First Amendment

Democrats Join Trump in Seeking Balance by Policing Speech

The constitutional amendment they support, like the president’s plan to regulate social media, trusts the government to moderate our political debate.

|

Donald Trump wants to regulate social media, while Democrats want to regulate political spending. Both are prepared to sacrifice freedom of speech on the altar of fairness, balance, and equality.

The president's plan for fighting anti-conservative bias on social media platforms such as Twitter and Facebook is still in flux. But it reportedly includes siccing the Federal Communications Commission (FCC) and the Federal Trade Commission (FTC) on companies that are deemed to be removing content for political or ideological reasons.

According to a summary of a proposed executive order obtained by CNN, one possible approach involves reinterpreting Section 230 of the Communications Decency Act, which protects "interactive computer service providers" from liability for state crimes and many kinds of torts based on content produced by others.
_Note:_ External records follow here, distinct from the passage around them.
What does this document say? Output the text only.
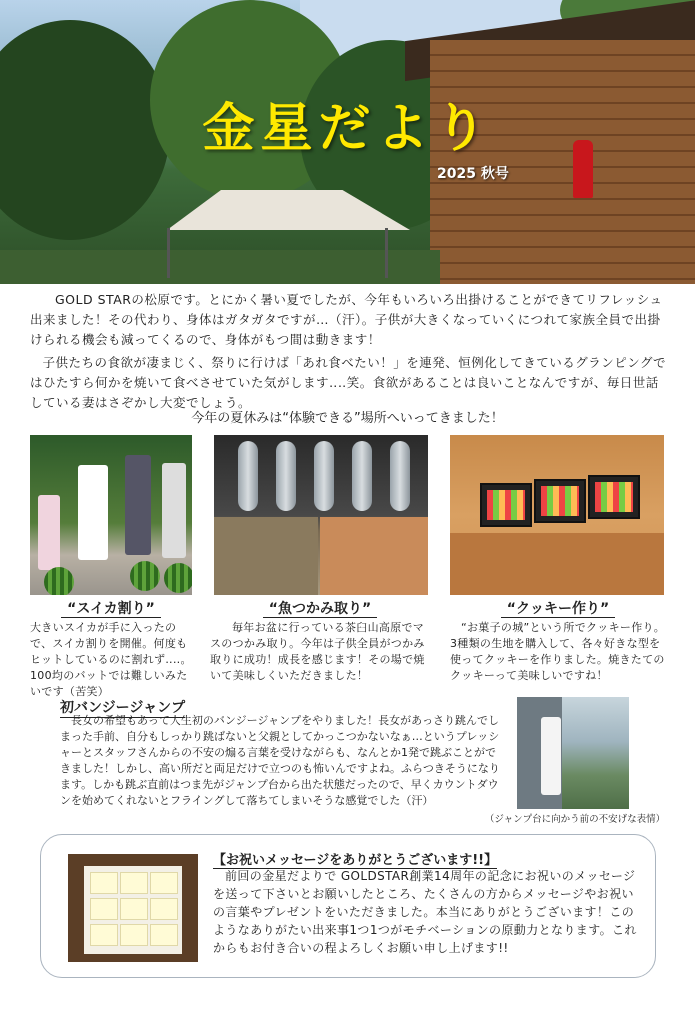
金星だより
2025 秋号
GOLD STARの松原です。とにかく暑い夏でしたが、今年もいろいろ出掛けることができてリフレッシュ出来ました！その代わり、身体はガタガタですが…（汗）。子供が大きくなっていくにつれて家族全員で出掛けられる機会も減ってくるので、身体がもつ間は動きます！
子供たちの食欲が凄まじく、祭りに行けば「あれ食べたい！」を連発、恒例化してきているグランピングではひたすら何かを焼いて食べさせていた気がします‥‥笑。食欲があることは良いことなんですが、毎日世話している妻はさぞかし大変でしょう。
今年の夏休みは“体験できる”場所へいってきました！
“スイカ割り”
大きいスイカが手に入ったので、スイカ割りを開催。何度もヒットしているのに割れず‥‥。100均のバットでは難しいみたいです（苦笑）
“魚つかみ取り”
毎年お盆に行っている茶臼山高原でマスのつかみ取り。今年は子供全員がつかみ取りに成功！成長を感じます！その場で焼いて美味しくいただきました！
“クッキー作り”
“お菓子の城”という所でクッキー作り。3種類の生地を購入して、各々好きな型を使ってクッキーを作りました。焼きたてのクッキーって美味しいですね！
初バンジージャンプ
長女の希望もあって人生初のバンジージャンプをやりました！長女があっさり跳んでしまった手前、自分もしっかり跳ばないと父親としてかっこつかないなぁ…というプレッシャーとスタッフさんからの不安の煽る言葉を受けながらも、なんとか1発で跳ぶことができました！しかし、高い所だと両足だけで立つのも怖いんですよね。ふらつきそうになります。しかも跳ぶ直前はつま先がジャンプ台から出た状態だったので、早くカウントダウンを始めてくれないとフライングして落ちてしまいそうな感覚でした（汗）
（ジャンプ台に向かう前の不安げな表情）
【お祝いメッセージをありがとうございます!!】
前回の金星だよりで GOLDSTAR創業14周年の記念にお祝いのメッセージを送って下さいとお願いしたところ、たくさんの方からメッセージやお祝いの言葉やプレゼントをいただきました。本当にありがとうございます！このようなありがたい出来事1つ1つがモチベーションの原動力となります。これからもお付き合いの程よろしくお願い申し上げます!!
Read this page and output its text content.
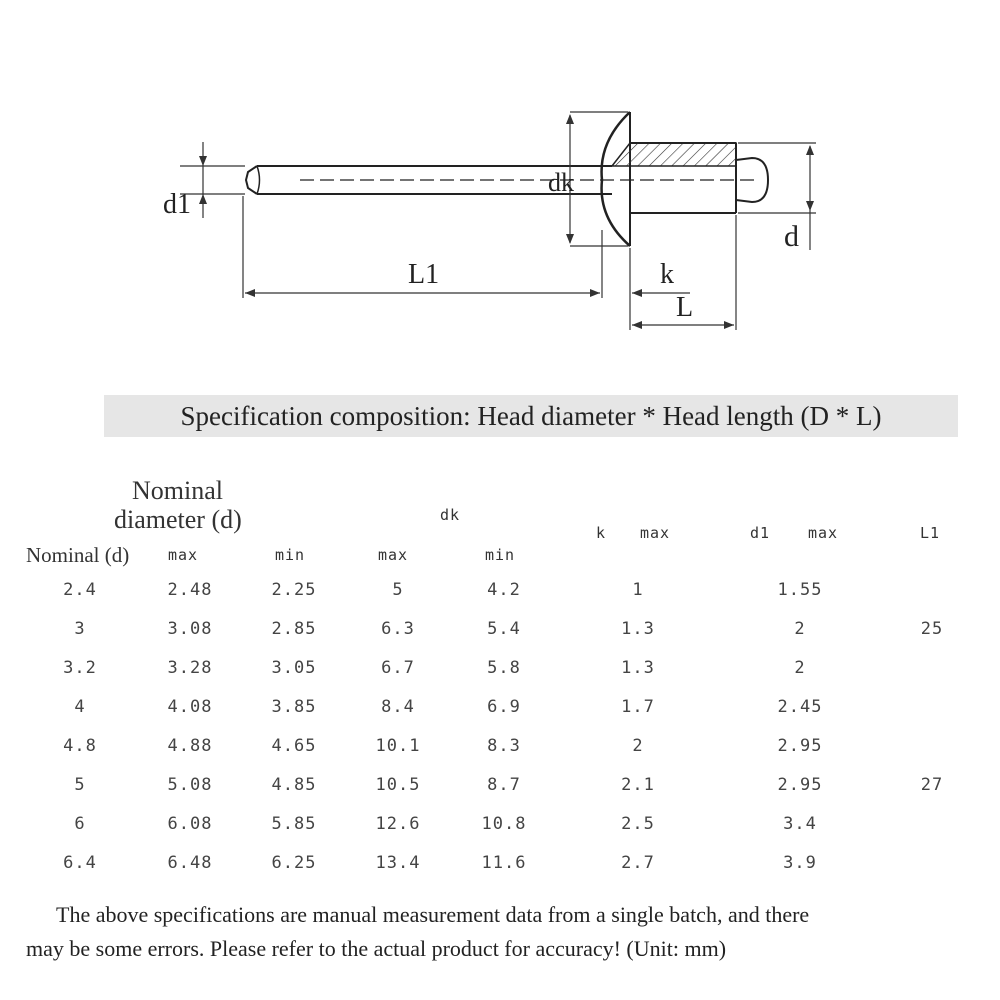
d1
dk
d
L1	k
L
Specification composition: Head diameter * Head length (D * L)
Nominal
diameter (d)	dk
k max	d1	max	L1
Nominal (d)	max	min	max	min
2.4	2.48	2.25	5	4.2	1	1.55
3	3.08	2.85	6.3	5.4	1.3	2	25
3.2	3.28	3.05	6.7	5.8	1.3	2
4	4.08	3.85	8.4	6.9	1.7	2.45
4.8	4.88	4.65	10.1	8.3	2	2.95
5	5.08	4.85	10.5	8.7	2.1	2.95	27
6	6.08	5.85	12.6	10.8	2.5	3.4
6.4	6.48	6.25	13.4	11.6	2.7	3.9
The above specifications are manual measurement data from a single batch, and there
may be some errors. Please refer to the actual product for accuracy! (Unit: mm)
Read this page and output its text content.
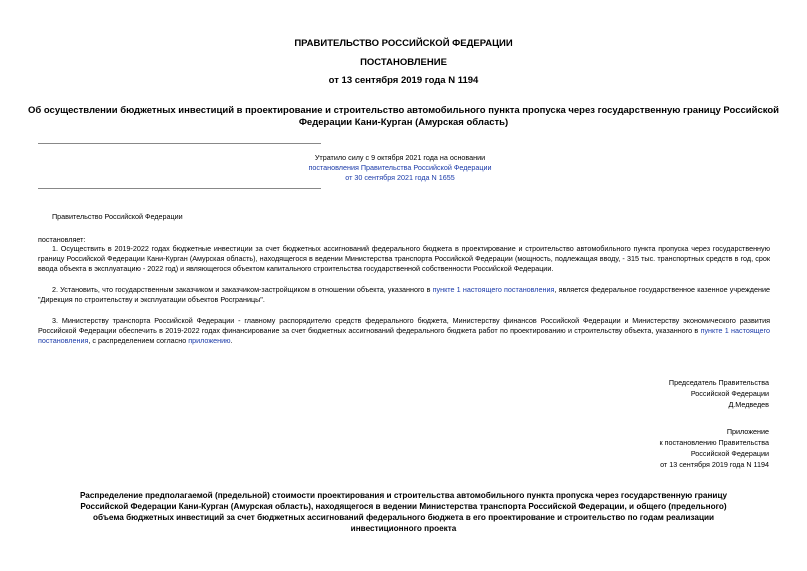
ПРАВИТЕЛЬСТВО РОССИЙСКОЙ ФЕДЕРАЦИИ
ПОСТАНОВЛЕНИЕ
от 13 сентября 2019 года N 1194
Об осуществлении бюджетных инвестиций в проектирование и строительство автомобильного пункта пропуска через государственную границу Российской
Федерации Кани-Курган (Амурская область)
Утратило силу с 9 октября 2021 года на основании
постановления Правительства Российской Федерации
от 30 сентября 2021 года N 1655
Правительство Российской Федерации
постановляет:
1. Осуществить в 2019-2022 годах бюджетные инвестиции за счет бюджетных ассигнований федерального бюджета в проектирование и строительство автомобильного пункта пропуска через государственную границу Российской Федерации Кани-Курган (Амурская область), находящегося в ведении Министерства транспорта Российской Федерации (мощность, подлежащая вводу, - 315 тыс. транспортных средств в год, срок ввода объекта в эксплуатацию - 2022 год) и являющегося объектом капитального строительства государственной собственности Российской Федерации.
2. Установить, что государственным заказчиком и заказчиком-застройщиком в отношении объекта, указанного в пункте 1 настоящего постановления, является федеральное государственное казенное учреждение "Дирекция по строительству и эксплуатации объектов Росграницы".
3. Министерству транспорта Российской Федерации - главному распорядителю средств федерального бюджета, Министерству финансов Российской Федерации и Министерству экономического развития Российской Федерации обеспечить в 2019-2022 годах финансирование за счет бюджетных ассигнований федерального бюджета работ по проектированию и строительству объекта, указанного в пункте 1 настоящего постановления, с распределением согласно приложению.
Председатель Правительства
Российской Федерации
Д.Медведев
Приложение
к постановлению Правительства
Российской Федерации
от 13 сентября 2019 года N 1194
Распределение предполагаемой (предельной) стоимости проектирования и строительства автомобильного пункта пропуска через государственную границу
Российской Федерации Кани-Курган (Амурская область), находящегося в ведении Министерства транспорта Российской Федерации, и общего (предельного)
объема бюджетных инвестиций за счет бюджетных ассигнований федерального бюджета в его проектирование и строительство по годам реализации
инвестиционного проекта
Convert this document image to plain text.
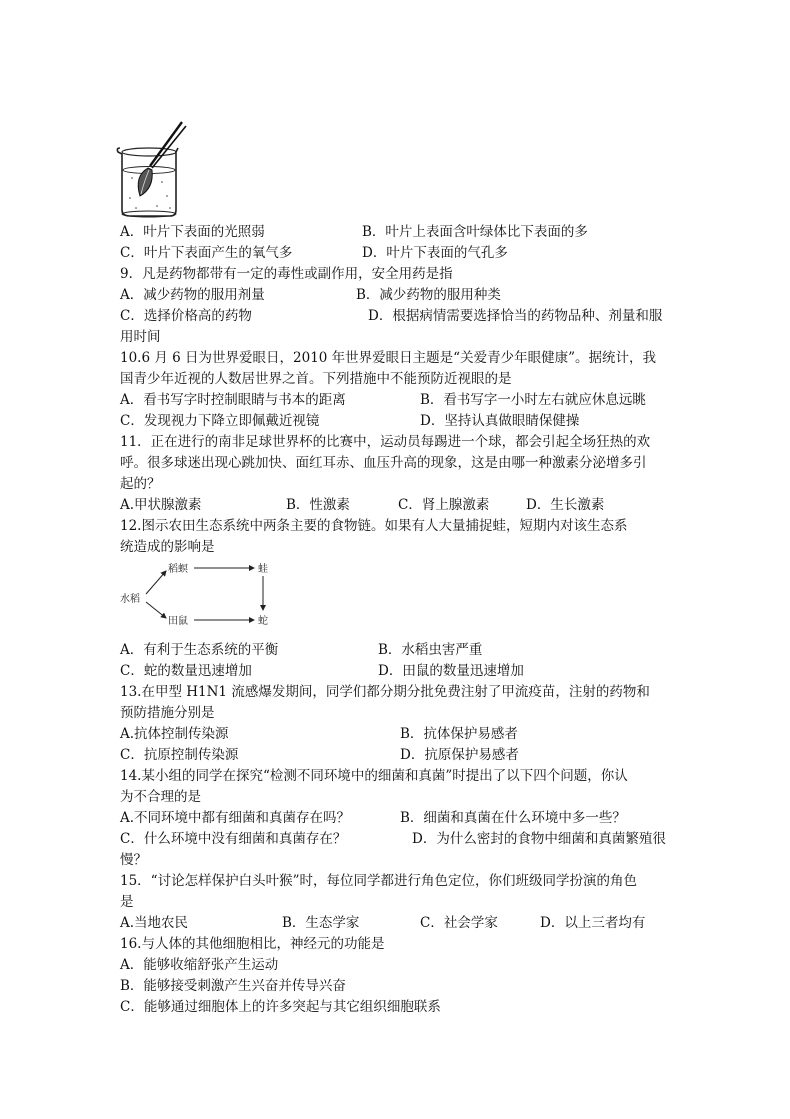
A．叶片下表面的光照弱	B．叶片上表面含叶绿体比下表面的多
C．叶片下表面产生的氧气多	D．叶片下表面的气孔多
9．凡是药物都带有一定的毒性或副作用，安全用药是指
A．减少药物的服用剂量	B．减少药物的服用种类
C．选择价格高的药物	D．根据病情需要选择恰当的药物品种、剂量和服
用时间
10.6 月 6 日为世界爱眼日，2010 年世界爱眼日主题是“关爱青少年眼健康”。据统计，我
国青少年近视的人数居世界之首。下列措施中不能预防近视眼的是
A．看书写字时控制眼睛与书本的距离	B．看书写字一小时左右就应休息远眺
C．发现视力下降立即佩戴近视镜	D．坚持认真做眼睛保健操
11．正在进行的南非足球世界杯的比赛中，运动员每踢进一个球，都会引起全场狂热的欢
呼。很多球迷出现心跳加快、面红耳赤、血压升高的现象，这是由哪一种激素分泌增多引
起的？
A.甲状腺激素	B．性激素	C．肾上腺激素	D．生长激素
12.图示农田生态系统中两条主要的食物链。如果有人大量捕捉蛙，短期内对该生态系
统造成的影响是
水稻
稻螟	蛙
田鼠	蛇
A．有利于生态系统的平衡	B．水稻虫害严重
C．蛇的数量迅速增加	D．田鼠的数量迅速增加
13.在甲型 H1N1 流感爆发期间，同学们都分期分批免费注射了甲流疫苗，注射的药物和
预防措施分别是
A.抗体控制传染源	B．抗体保护易感者
C．抗原控制传染源	D．抗原保护易感者
14.某小组的同学在探究“检测不同环境中的细菌和真菌”时提出了以下四个问题，你认
为不合理的是
A.不同环境中都有细菌和真菌存在吗？	B．细菌和真菌在什么环境中多一些？
C．什么环境中没有细菌和真菌存在？	D．为什么密封的食物中细菌和真菌繁殖很
慢？
15．“讨论怎样保护白头叶猴”时，每位同学都进行角色定位，你们班级同学扮演的角色
是
A.当地农民	B．生态学家	C．社会学家	D．以上三者均有
16.与人体的其他细胞相比，神经元的功能是
A．能够收缩舒张产生运动
B．能够接受刺激产生兴奋并传导兴奋
C．能够通过细胞体上的许多突起与其它组织细胞联系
Section 230, which has been crucial to the development of the internet as we know it, also shields websites from liability for "any action voluntarily taken in good faith to restrict access to or availability of material that the provider or user considers to be obscene, lewd, lascivious, filthy, excessively violent, harassing, or otherwise objectionable."

Those two provisions are supposed to protect online forums, including all manner of blogs, vendors, review sites, and news outlets as well as the major social media platforms, from potentially crippling lawsuits triggered either by their failure to remove all arguably illegal posts or by their decisions to remove content they view as problematic. The idea is to give websites the freedom to exercise some editorial discretion without requiring them to exert comprehensive control over user-produced content, which would be fatal to social media in their current form.

The proposed executive order, CNN reports, would ask the FCC to "find that social media sites do not qualify for the good-faith immunity if they remove or suppress content" and "the decision is proven to be evidence of anticompetitive, unfair or deceptive practices." The FTC, meanwhile, would "work with the FCC to develop a report investigating how tech companies curate their platforms and whether they do so in neutral ways."

Removing Section 230 protection from platforms that bureaucrats consider biased, a policy similar to one proposed by Sen. Josh Hawley (R–Mo.), would be counterproductive, since it would encourage them to suppress a lot more content, as well as shortsighted. As Wayne Crews, vice president for policy at the Competitive Enterprise Institute, observes, "tomorrow's Speech Police are not going to think political neutrality or criteria for a certification of objectivity mean what Trump (or Hawley) thinks they mean."

While Trump is using the language of free speech to support a policy that would undermine it, Senate Democrats are taking a more direct approach, unanimously backing a constitutional amendment that would authorize "reasonable" limits on election-related spending. The Supreme Court has categorically rejected such limits, noting that they "place substantial and direct restrictions on the ability of candidates, citizens, and associations to engage in protected political expression, restrictions that the First Amendment cannot tolerate."

The answer, Democrats think, is to amend the First Amendment. "Every American deserves to have an equal voice at the ballot box, regardless of the size of their bank account," says Sen. Tom Carper (D–Del.).

Democrats, in other words, want to mute some voices so that others may be heard, an idea that is plainly inconsistent with freedom of speech and freedom of the press. When the government dictates how much money you can spend to praise or criticize politicians, it is directly restricting your First Amendment rights.

While Trump's assault on the First Amendment is less blatant, it will lead either to a kind of compelled speech, forcing private companies to host content they would otherwise remove, or to a much less freewheeling internet where liability concerns stifle self-expression. And unlike the Democrats' speech-curtailing constitutional amendment, Trump's policy may actually come to pass, providing a real-life lesson in what happens when the government tries to act as a debate moderator.